It's really strange to return to a city that I first knew at half of the age I am today.
We are afraid to find it unchanged, intact, which, by contrast, would accentuate the awareness of one's own aging.
But we are equally afraid of no longer recognizing it, which would mean that time has erased our memories, which we will not find traces anywhere.
Returning to Saint Louis in Senegal, 26 years after going there for the first time, I felt threatened by these two perils.
From my first steps in the maze of its streets, I realized that, as I had envisioned, the city had remained identical, with the same Faidherbe Bridge, the same streets invaded by the sand, the same dilapidated colonial mansions, the same canoes, the same variegated crowd, and those eternal multi-colored bush taxis, beaten-up and smoking.
Then, crisscrossing its different neighborhoods, between the continent, the island, and the Langue of Barbarie, along the ocean, I found it suddenly changed.
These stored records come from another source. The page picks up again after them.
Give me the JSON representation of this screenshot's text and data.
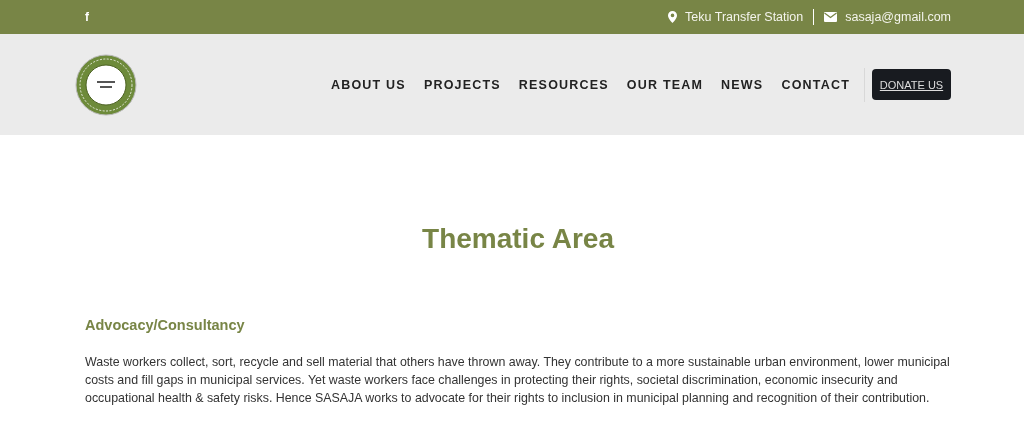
{
  "top_bar": {
    "facebook": "f",
    "location": "Teku Transfer Station",
    "email": "sasaja@gmail.com"
  },
  "nav": {
    "items": [
      {
        "label": "ABOUT US"
      },
      {
        "label": "PROJECTS"
      },
      {
        "label": "RESOURCES"
      },
      {
        "label": "OUR TEAM"
      },
      {
        "label": "NEWS"
      },
      {
        "label": "CONTACT"
      }
    ],
    "button": "DONATE US"
  },
  "page": {
    "title": "Thematic Area",
    "sections": [
      {
        "heading": "Advocacy/Consultancy",
        "text": "Waste workers collect, sort, recycle and sell material that others have thrown away. They contribute to a more sustainable urban environment, lower municipal costs and fill gaps in municipal services. Yet waste workers face challenges in protecting their rights, societal discrimination, economic insecurity and occupational health & safety risks. Hence SASAJA works to advocate for their rights to inclusion in municipal planning and recognition of their contribution."
      }
    ]
  }
}
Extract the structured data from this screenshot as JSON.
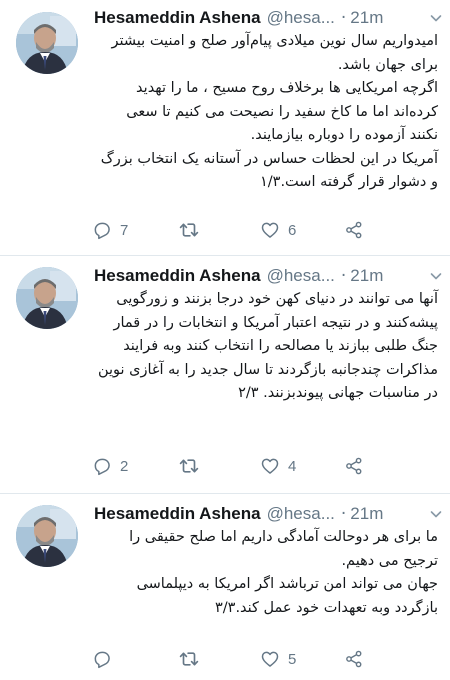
{
  "author": {
    "name": "Hesameddin Ashena",
    "handle_truncated": "@hesa...",
    "separator": "·"
  },
  "tweets": [
    {
      "time": "21m",
      "paragraphs": [
        "امیدواریم سال نوین میلادی پیام‌آور صلح و امنیت بیشتر برای جهان باشد.",
        "اگرچه امریکایی ها برخلاف روح مسیح ، ما را تهدید کرده‌اند اما ما کاخ سفید را نصیحت می کنیم تا سعی نکنند آزموده را دوباره بیازمایند.",
        "آمریکا در این لحظات حساس در آستانه یک انتخاب بزرگ و دشوار قرار گرفته است.۱/۳"
      ],
      "reply_count": "7",
      "retweet_count": "",
      "like_count": "6"
    },
    {
      "time": "21m",
      "paragraphs": [
        "آنها می توانند در دنیای کهن خود درجا بزنند و زورگویی پیشه‌کنند و در نتیجه اعتبار آمریکا و انتخابات را در قمار جنگ طلبی ببازند یا مصالحه را انتخاب کنند وبه فرایند مذاکرات چندجانبه بازگردند تا سال جدید را به آغازی نوین در مناسبات جهانی پیوندبزنند. ۲/۳"
      ],
      "reply_count": "2",
      "retweet_count": "",
      "like_count": "4"
    },
    {
      "time": "21m",
      "paragraphs": [
        "ما برای هر دوحالت آمادگی داریم اما صلح حقیقی را ترجیح می دهیم.",
        "جهان می تواند امن ترباشد اگر امریکا به دیپلماسی بازگردد وبه تعهدات خود عمل کند.۳/۳"
      ],
      "reply_count": "",
      "retweet_count": "",
      "like_count": "5"
    }
  ],
  "icons": {
    "reply": "reply-icon",
    "retweet": "retweet-icon",
    "like": "heart-icon",
    "share": "share-icon",
    "caret": "chevron-down-icon"
  },
  "colors": {
    "text": "#14171a",
    "muted": "#657786",
    "divider": "#e1e8ed"
  }
}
The ocean has eaten up the beach, has moved closer to homes, some of which collapsed under its battering, the days of heavy swell. The fishing district stretched for several kilometers, on the South and the North of the city, and it has now the highest density of population in the world after Calcutta. The plastic pollution is pouring out everywhere, covering the beach, the banks of the river, the alleys, and even the bushes in its vicinity.
By photographing this city once again, I tried to photograph the time that had passed, to recover my memories, to better forget them.